Actuellement, le territoire Quilombola de Bombas compte deux écoles multigrades : une dans la communauté de Bombas de Baixo et l'autre dans la communauté de Bombas de Cima, séparées par environ une heure et demie de marche sur un sentier escarpé avec des tourbières, ce qui rend la difficulté d'accès pour les enseignants et les élèves, ainsi que l'arrivée du matériel pédagogique.

«Nous avons géré (l'école) ici et seulement ensuite là-haut. Les choses se font de toute façon. Je l'ai même écrit, envoyé à São Paulo, parce que l'année dernière, c'était le milieu de l'année et les enfants n'avaient pas de livres. Ni de la municipalité ni de l'état.

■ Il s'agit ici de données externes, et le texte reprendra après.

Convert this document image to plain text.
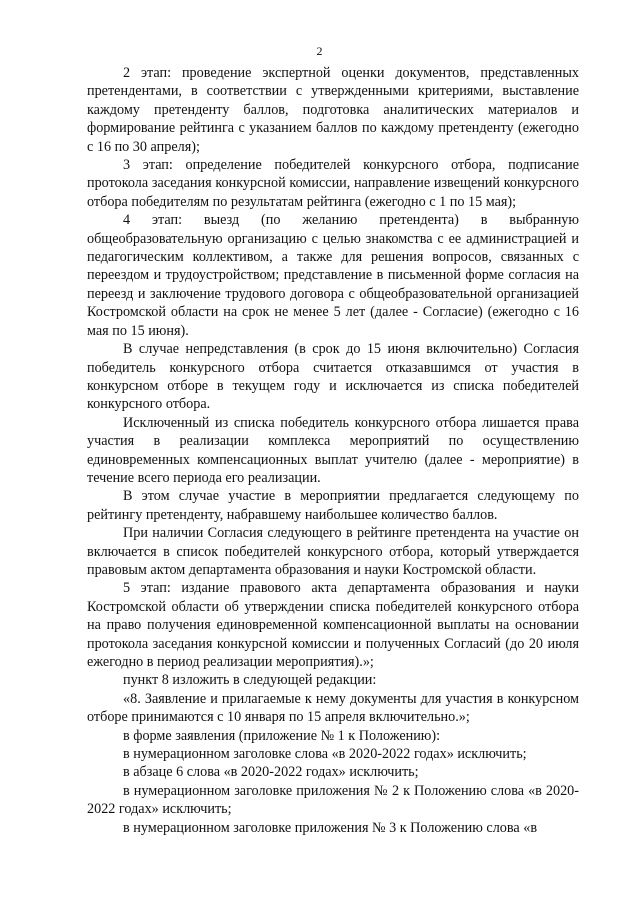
2

2 этап: проведение экспертной оценки документов, представленных претендентами, в соответствии с утвержденными критериями, выставление каждому претенденту баллов, подготовка аналитических материалов и формирование рейтинга с указанием баллов по каждому претенденту (ежегодно с 16 по 30 апреля);

3 этап: определение победителей конкурсного отбора, подписание протокола заседания конкурсной комиссии, направление извещений конкурсного отбора победителям по результатам рейтинга (ежегодно с 1 по 15 мая);

4 этап: выезд (по желанию претендента) в выбранную общеобразовательную организацию с целью знакомства с ее администрацией и педагогическим коллективом, а также для решения вопросов, связанных с переездом и трудоустройством; представление в письменной форме согласия на переезд и заключение трудового договора с общеобразовательной организацией Костромской области на срок не менее 5 лет (далее - Согласие) (ежегодно с 16 мая по 15 июня).

В случае непредставления (в срок до 15 июня включительно) Согласия победитель конкурсного отбора считается отказавшимся от участия в конкурсном отборе в текущем году и исключается из списка победителей конкурсного отбора.

Исключенный из списка победитель конкурсного отбора лишается права участия в реализации комплекса мероприятий по осуществлению единовременных компенсационных выплат учителю (далее - мероприятие) в течение всего периода его реализации.

В этом случае участие в мероприятии предлагается следующему по рейтингу претенденту, набравшему наибольшее количество баллов.

При наличии Согласия следующего в рейтинге претендента на участие он включается в список победителей конкурсного отбора, который утверждается правовым актом департамента образования и науки Костромской области.

5 этап: издание правового акта департамента образования и науки Костромской области об утверждении списка победителей конкурсного отбора на право получения единовременной компенсационной выплаты на основании протокола заседания конкурсной комиссии и полученных Согласий (до 20 июля ежегодно в период реализации мероприятия).»;

пункт 8 изложить в следующей редакции:

«8. Заявление и прилагаемые к нему документы для участия в конкурсном отборе принимаются с 10 января по 15 апреля включительно.»;

в форме заявления (приложение № 1 к Положению):

в нумерационном заголовке слова «в 2020-2022 годах» исключить;

в абзаце 6 слова «в 2020-2022 годах» исключить;

в нумерационном заголовке приложения № 2 к Положению слова «в 2020-2022 годах» исключить;

в нумерационном заголовке приложения № 3 к Положению слова «в
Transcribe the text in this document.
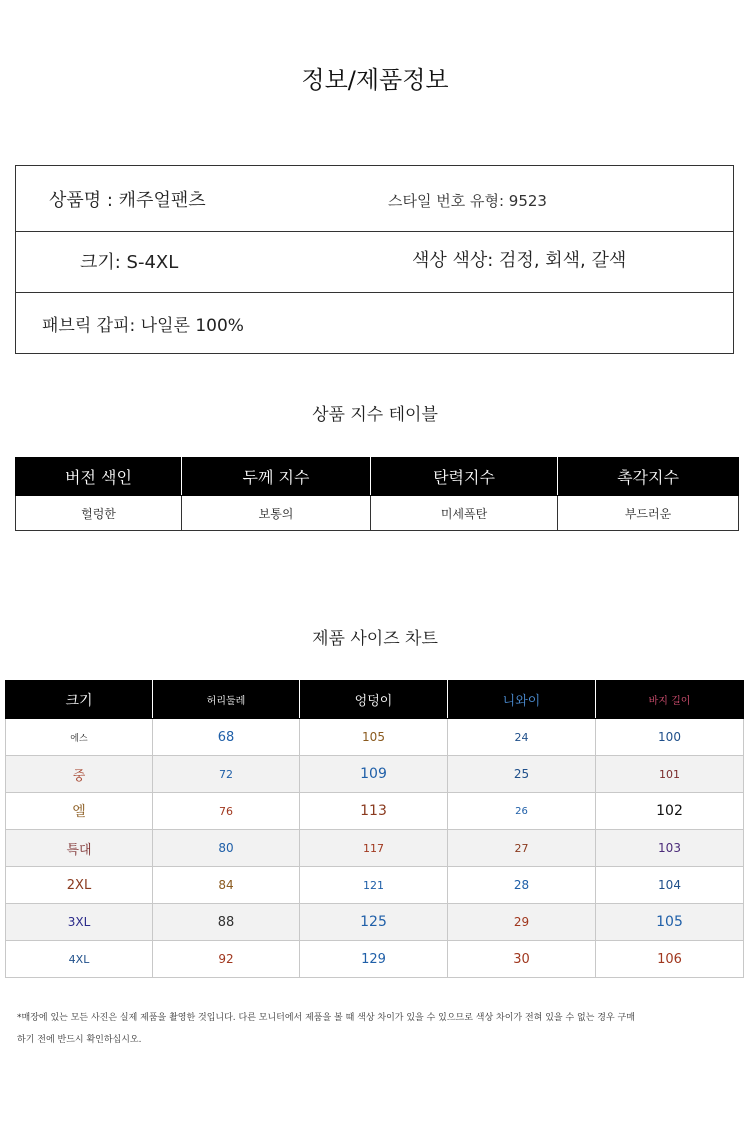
정보/제품정보
상품명 : 캐주얼팬츠	스타일 번호 유형: 9523
크기: S-4XL	색상 색상: 검정, 회색, 갈색
패브릭 갑피: 나일론 100%
상품 지수 테이블
버전 색인	두께 지수	탄력지수	촉각지수
헐렁한	보통의	미세폭탄	부드러운
제품 사이즈 차트
크기	허리둘레	엉덩이	니와이	바지 길이
에스	68	105	24	100
중	72	109	25	101
엘	76	113	26	102
특대	80	117	27	103
2XL	84	121	28	104
3XL	88	125	29	105
4XL	92	129	30	106
*매장에 있는 모든 사진은 실제 제품을 촬영한 것입니다. 다른 모니터에서 제품을 볼 때 색상 차이가 있을 수 있으므로 색상 차이가 전혀 있을 수 없는 경우 구매
하기 전에 반드시 확인하십시오.
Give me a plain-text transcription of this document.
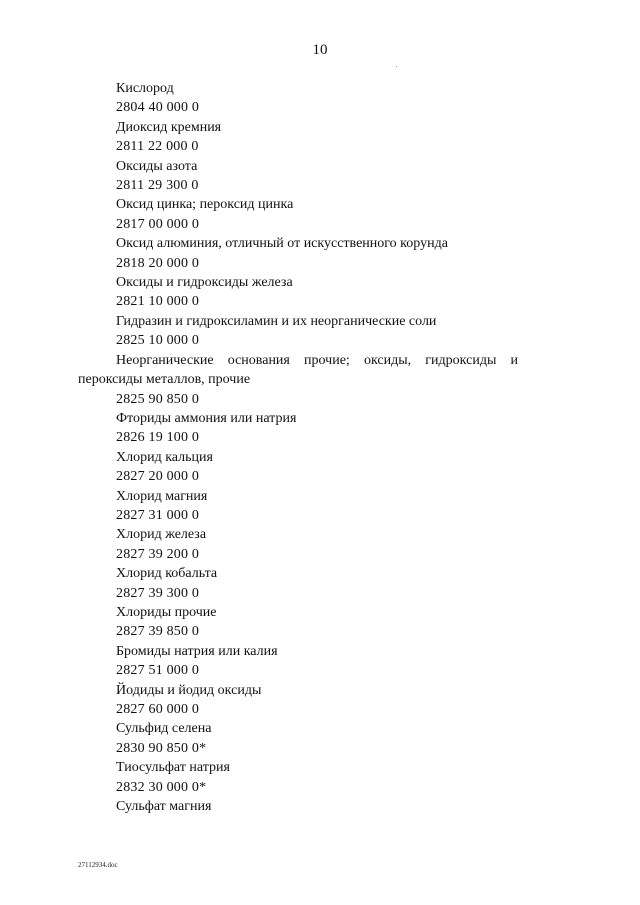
10
Кислород
2804 40 000 0
Диоксид кремния
2811 22 000 0
Оксиды азота
2811 29 300 0
Оксид цинка; пероксид цинка
2817 00 000 0
Оксид алюминия, отличный от искусственного корунда
2818 20 000 0
Оксиды и гидроксиды железа
2821 10 000 0
Гидразин и гидроксиламин и их неорганические соли
2825 10 000 0
Неорганические основания прочие; оксиды, гидроксиды и пероксиды металлов, прочие
2825 90 850 0
Фториды аммония или натрия
2826 19 100 0
Хлорид кальция
2827 20 000 0
Хлорид магния
2827 31 000 0
Хлорид железа
2827 39 200 0
Хлорид кобальта
2827 39 300 0
Хлориды прочие
2827 39 850 0
Бромиды натрия или калия
2827 51 000 0
Йодиды и йодид оксиды
2827 60 000 0
Сульфид селена
2830 90 850 0*
Тиосульфат натрия
2832 30 000 0*
Сульфат магния
27112934.doc
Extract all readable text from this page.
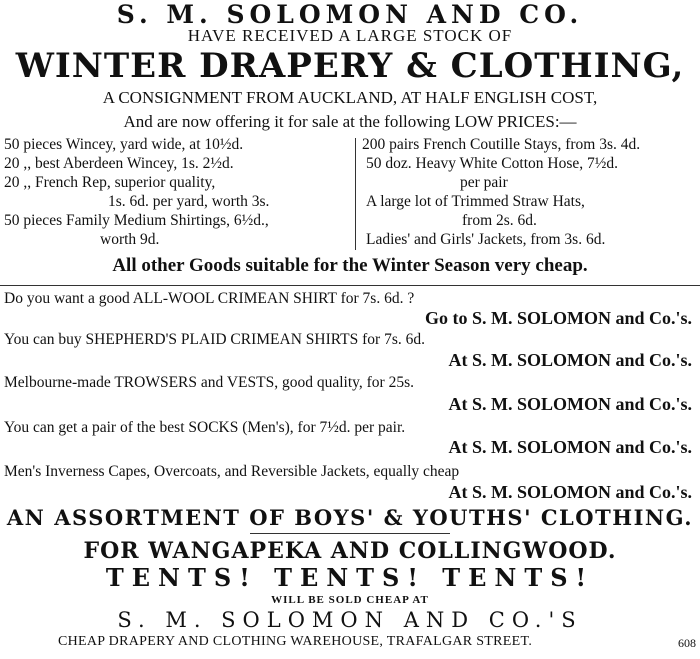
S. M. SOLOMON AND CO.
HAVE RECEIVED A LARGE STOCK OF
WINTER DRAPERY & CLOTHING,
A CONSIGNMENT FROM AUCKLAND, AT HALF ENGLISH COST,
And are now offering it for sale at the following LOW PRICES:—
50 pieces Wincey, yard wide, at 10½d.
20 ,, best Aberdeen Wincey, 1s. 2½d.
20 ,, French Rep, superior quality,
1s. 6d. per yard, worth 3s.
50 pieces Family Medium Shirtings, 6½d.,
worth 9d.
200 pairs French Coutille Stays, from 3s. 4d.
50 doz. Heavy White Cotton Hose, 7½d.
per pair
A large lot of Trimmed Straw Hats,
from 2s. 6d.
Ladies' and Girls' Jackets, from 3s. 6d.
All other Goods suitable for the Winter Season very cheap.
Do you want a good ALL-WOOL CRIMEAN SHIRT for 7s. 6d. ?
Go to S. M. SOLOMON and Co.'s.
You can buy SHEPHERD'S PLAID CRIMEAN SHIRTS for 7s. 6d.
At S. M. SOLOMON and Co.'s.
Melbourne-made TROWSERS and VESTS, good quality, for 25s.
At S. M. SOLOMON and Co.'s.
You can get a pair of the best SOCKS (Men's), for 7½d. per pair.
At S. M. SOLOMON and Co.'s.
Men's Inverness Capes, Overcoats, and Reversible Jackets, equally cheap
At S. M. SOLOMON and Co.'s.
AN ASSORTMENT OF BOYS' & YOUTHS' CLOTHING.
FOR WANGAPEKA AND COLLINGWOOD.
TENTS! TENTS! TENTS!
WILL BE SOLD CHEAP AT
S. M. SOLOMON AND CO.'S
CHEAP DRAPERY AND CLOTHING WAREHOUSE, TRAFALGAR STREET.	608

A 37 ans, Suzana voit le combat pour les droits aller au-delà d'une simple réalisation. Pour elle, la construction de la route offre bien plus qu'un accès aux personnes : elle ouvre la voie à tant d'autres rêves d'une vie meilleure. « Imaginez une route ici, améliorer l'école, [créer] un centre de santé dans le quartier. [...] Je défends mon droit, le droit de mes enfants et les enfants des autres aussi ».

Outre la construction de la route, Suzana demande le titrage définitif du territoire et la suppression du parc touristique d'État Alto Ribeira (PETAR), qui lui est superposé. « Je crois que si cela profitait au parc, ou je ne sais pas, même à une société minière, ils construiraient une route jusqu'au sommet des arbres, sous la terre. Ils nous oppriment de plus en plus, pour que nous abandonnions. Mais nous n'abandonnerons pas."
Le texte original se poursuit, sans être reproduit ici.